Nathan Bray from ACY Securities looks at the three factors pushing the Gold price higher and potential headwinds technically for the shiny metal.
The video begins with an explanation of the factors that typically affect the price of Gold. These include interest rates, inflation, and the risk off fear factor in markets. However, despite the fact that these factors have been negative recently - with interest rates high, inflation persistent, and banks facing challenges - the price of Gold has been soaring.
To understand why this is happening, the video delves into some of the less obvious drivers of the Gold price. One key factor is the global economic uncertainty that has been presented this week. This has led many investors to seek out safe haven assets like Gold, which they view as a reliable store of value in times of crisis.

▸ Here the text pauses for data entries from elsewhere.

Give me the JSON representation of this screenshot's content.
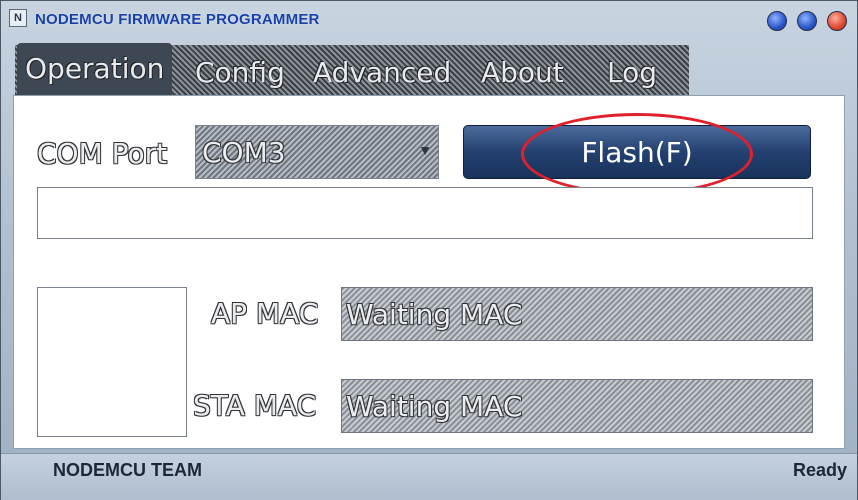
{
  "window": {
    "title": "NODEMCU FIRMWARE PROGRAMMER",
    "icon": "app-icon",
    "buttons": [
      "minimize-button",
      "maximize-button",
      "close-button"
    ]
  },
  "tabs": [
    {
      "label": "Operation",
      "active": true
    },
    {
      "label": "Config",
      "active": false
    },
    {
      "label": "Advanced",
      "active": false
    },
    {
      "label": "About",
      "active": false
    },
    {
      "label": "Log",
      "active": false
    }
  ],
  "operation": {
    "com_port_label": "COM Port",
    "com_port_value": "COM3",
    "flash_button_label": "Flash(F)",
    "ap_mac_label": "AP MAC",
    "ap_mac_value": "Waiting MAC",
    "sta_mac_label": "STA MAC",
    "sta_mac_value": "Waiting MAC",
    "progress_value": 0
  },
  "statusbar": {
    "left": "NODEMCU TEAM",
    "right": "Ready"
  },
  "colors": {
    "title_text": "#1740a8",
    "flash_button": "#23406f",
    "highlight": "#e0202a"
  }
}
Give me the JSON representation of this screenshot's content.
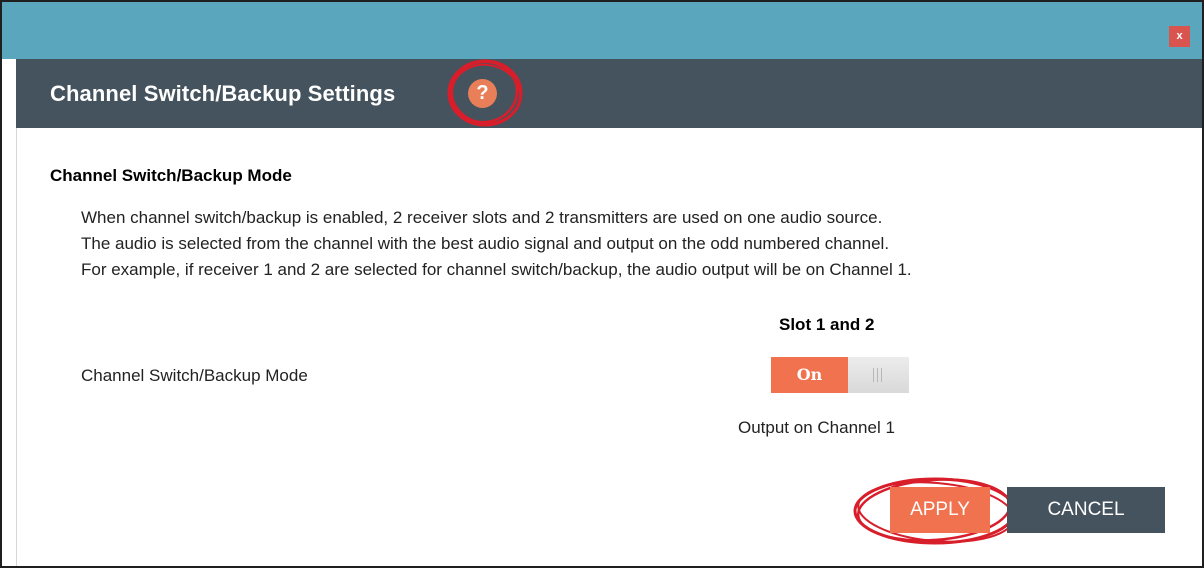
{
  "dialog": {
    "close_label": "x",
    "title": "Channel Switch/Backup Settings",
    "help_label": "?"
  },
  "section": {
    "title": "Channel Switch/Backup Mode",
    "description": [
      "When channel switch/backup is enabled, 2 receiver slots and 2 transmitters are used on one audio source.",
      "The audio is selected from the channel with the best audio signal and output on the odd numbered channel.",
      "For example, if receiver 1 and 2 are selected for channel switch/backup, the audio output will be on Channel 1."
    ]
  },
  "setting": {
    "column_header": "Slot 1 and 2",
    "label": "Channel Switch/Backup Mode",
    "toggle_label": "On",
    "toggle_state": "on",
    "output_note": "Output on Channel 1"
  },
  "buttons": {
    "apply": "APPLY",
    "cancel": "CANCEL"
  },
  "colors": {
    "titlebar": "#5aa6bc",
    "header": "#44535e",
    "accent": "#f0724f",
    "close": "#d9534f",
    "annotation": "#d81e2a"
  },
  "icons": {
    "close": "close-icon",
    "help": "help-icon"
  }
}
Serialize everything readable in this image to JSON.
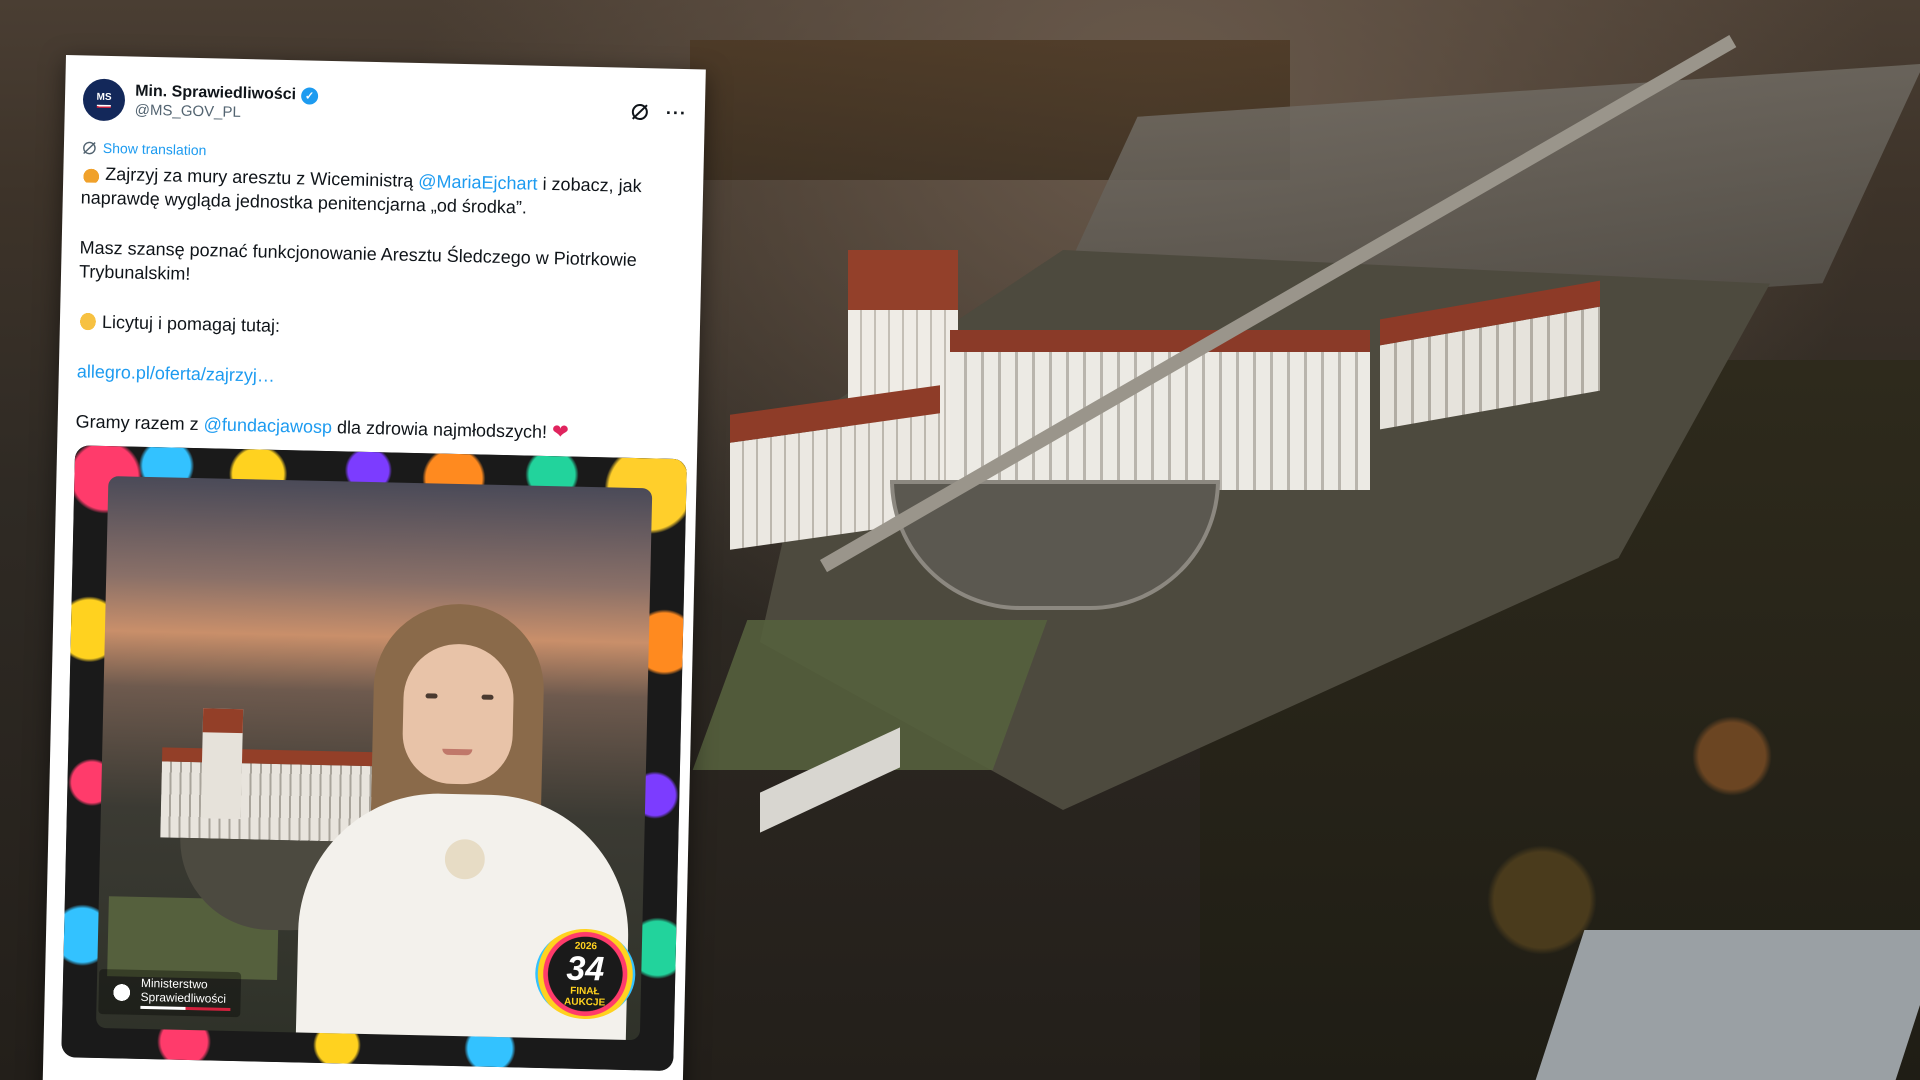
{
  "tweet": {
    "display_name": "Min. Sprawiedliwości",
    "handle": "@MS_GOV_PL",
    "avatar_text": "MS",
    "show_translation": "Show translation",
    "p1_a": "Zajrzyj za mury aresztu z Wiceministrą ",
    "p1_mention": "@MariaEjchart",
    "p1_b": " i zobacz, jak naprawdę wygląda jednostka penitencjarna „od środka”.",
    "p2": "Masz szansę poznać funkcjonowanie Aresztu Śledczego w Piotrkowie Trybunalskim!",
    "p3": "Licytuj i pomagaj tutaj:",
    "link": "allegro.pl/oferta/zajrzyj…",
    "p5_a": "Gramy razem z ",
    "p5_mention": "@fundacjawosp",
    "p5_b": " dla zdrowia najmłodszych! ",
    "heart": "❤"
  },
  "media": {
    "ms_logo_line1": "Ministerstwo",
    "ms_logo_line2": "Sprawiedliwości",
    "badge_year": "2026",
    "badge_number": "34",
    "badge_line1": "FINAŁ",
    "badge_line2": "AUKCJE"
  },
  "icons": {
    "verified": "verified-badge-icon",
    "grok": "grok-icon",
    "more": "more-icon",
    "translate": "globe-icon"
  },
  "colors": {
    "link": "#1d9bf0",
    "heart": "#e0245e",
    "roof": "#8a3a28"
  }
}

Another important driver of the Gold price is the actions of central banks around the world. Many central banks have been engaging in large-scale monetary stimulus programs in an effort to combat the economic fallout from the COVID-19 pandemic and a battle with inflation. These policies have included massive bond-buying programs and historically low interest rates, which have created a lot of liquidity in the financial system. This flood of liquidity has led to concerns about inflation, which can erode the value of traditional currencies over time. As a result, investors have been turning to Gold as a hedge against inflation and a way to preserve their wealth.
Finally, the video explores some Technical Headwinds ahead for Gold. Overall, the video provides a nuanced and detailed explanation of why the price of Gold is soaring despite negative economic factors. By examining the complex interplay of factors that influence the Gold market, the video helps viewers gain a deeper understanding of the dynamics at play in the global economy.